In 1964 he performed in Japan, Australia and New Zealand with Eddie Condon, with whom he had already occasionally worked for several years. In the early ‘sixties he guested with the band of British trumpeter Humphrey Lyttelton in public performances and on several record albums.

Last years
Shortly after appearing at the New Orleans Jazz Festival in 1969, Clayton underwent lip surgery, and had to give up playing the trumpet in 1972. He was able to resume playing in 1977 for a State Department sponsored tour of Africa, but had to permanently stop playing in 1979, though he still worked as an arranger. He began to teach at Hunter College, CUNY from 1975-80 and again in the early ‘eighties..

The semi-autobiography, “Buck Clayton’s Jazz World”, co-authored by Nancy Miller Elliott, first appeared in 1986. In the same year, his new Big Band debuted at the Brooklyn Museum in New York, and Clayton toured internationally with it, contributing 100 compositions to the band book.

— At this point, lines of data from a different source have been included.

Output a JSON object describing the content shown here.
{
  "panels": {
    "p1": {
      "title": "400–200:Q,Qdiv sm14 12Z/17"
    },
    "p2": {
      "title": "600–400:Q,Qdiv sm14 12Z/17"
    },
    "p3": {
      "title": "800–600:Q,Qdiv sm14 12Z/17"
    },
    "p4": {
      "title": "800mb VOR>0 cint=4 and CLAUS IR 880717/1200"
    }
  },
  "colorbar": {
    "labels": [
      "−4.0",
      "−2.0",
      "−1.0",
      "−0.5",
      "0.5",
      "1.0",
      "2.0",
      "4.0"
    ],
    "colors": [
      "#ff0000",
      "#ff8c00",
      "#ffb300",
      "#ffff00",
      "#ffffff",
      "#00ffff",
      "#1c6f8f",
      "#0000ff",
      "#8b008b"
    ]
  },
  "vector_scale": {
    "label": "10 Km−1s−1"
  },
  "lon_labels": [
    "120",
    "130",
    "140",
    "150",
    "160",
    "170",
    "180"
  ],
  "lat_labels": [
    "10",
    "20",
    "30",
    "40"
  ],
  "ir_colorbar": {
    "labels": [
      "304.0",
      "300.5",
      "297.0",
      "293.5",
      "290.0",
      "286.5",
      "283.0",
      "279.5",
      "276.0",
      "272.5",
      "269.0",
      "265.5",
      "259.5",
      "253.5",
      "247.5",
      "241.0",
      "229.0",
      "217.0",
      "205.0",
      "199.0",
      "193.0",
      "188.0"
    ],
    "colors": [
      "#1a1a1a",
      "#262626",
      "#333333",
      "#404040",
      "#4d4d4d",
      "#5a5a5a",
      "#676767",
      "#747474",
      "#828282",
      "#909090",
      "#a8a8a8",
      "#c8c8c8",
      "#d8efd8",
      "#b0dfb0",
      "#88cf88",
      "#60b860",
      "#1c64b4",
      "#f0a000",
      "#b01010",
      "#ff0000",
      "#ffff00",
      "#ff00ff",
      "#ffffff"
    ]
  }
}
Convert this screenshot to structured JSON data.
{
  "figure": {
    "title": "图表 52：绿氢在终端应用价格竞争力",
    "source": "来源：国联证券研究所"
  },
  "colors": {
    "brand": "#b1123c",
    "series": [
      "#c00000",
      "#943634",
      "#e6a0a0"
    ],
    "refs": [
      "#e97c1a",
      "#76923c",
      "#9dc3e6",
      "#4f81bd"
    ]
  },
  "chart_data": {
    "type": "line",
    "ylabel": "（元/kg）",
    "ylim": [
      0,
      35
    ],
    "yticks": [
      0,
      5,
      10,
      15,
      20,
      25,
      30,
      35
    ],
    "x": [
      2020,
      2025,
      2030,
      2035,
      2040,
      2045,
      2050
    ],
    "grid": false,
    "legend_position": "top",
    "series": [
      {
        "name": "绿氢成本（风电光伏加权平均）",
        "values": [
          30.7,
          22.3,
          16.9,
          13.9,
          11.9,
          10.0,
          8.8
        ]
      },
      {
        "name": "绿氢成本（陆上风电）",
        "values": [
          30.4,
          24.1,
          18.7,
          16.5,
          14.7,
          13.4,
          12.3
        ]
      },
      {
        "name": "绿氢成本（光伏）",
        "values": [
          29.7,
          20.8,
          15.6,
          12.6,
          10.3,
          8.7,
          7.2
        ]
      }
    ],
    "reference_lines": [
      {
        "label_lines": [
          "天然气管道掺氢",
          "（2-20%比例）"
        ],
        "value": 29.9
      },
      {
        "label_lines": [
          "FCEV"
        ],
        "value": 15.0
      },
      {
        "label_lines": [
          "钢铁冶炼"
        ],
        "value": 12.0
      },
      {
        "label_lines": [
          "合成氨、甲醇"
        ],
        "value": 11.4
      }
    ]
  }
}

Buck Clayton died quietly in his sleep in 1991.

Personal
Clayton’s father was an amateur musician associated with the families local church, who was responsible for teaching his son how to play the trumpet from the age of six. From the age of seventeen, Clayton learned the trumpet, and was taught by Bob Russell, a member of George E. Lee’s band. In his early twenties he was based in California, and was briefly a member of Duke Ellington’s Orchestra and worked with other leaders. Clayton was also taught at this time by trumpeter Mutt Carey, who later emerged as a prominent west-coast revivalist in the 1940s.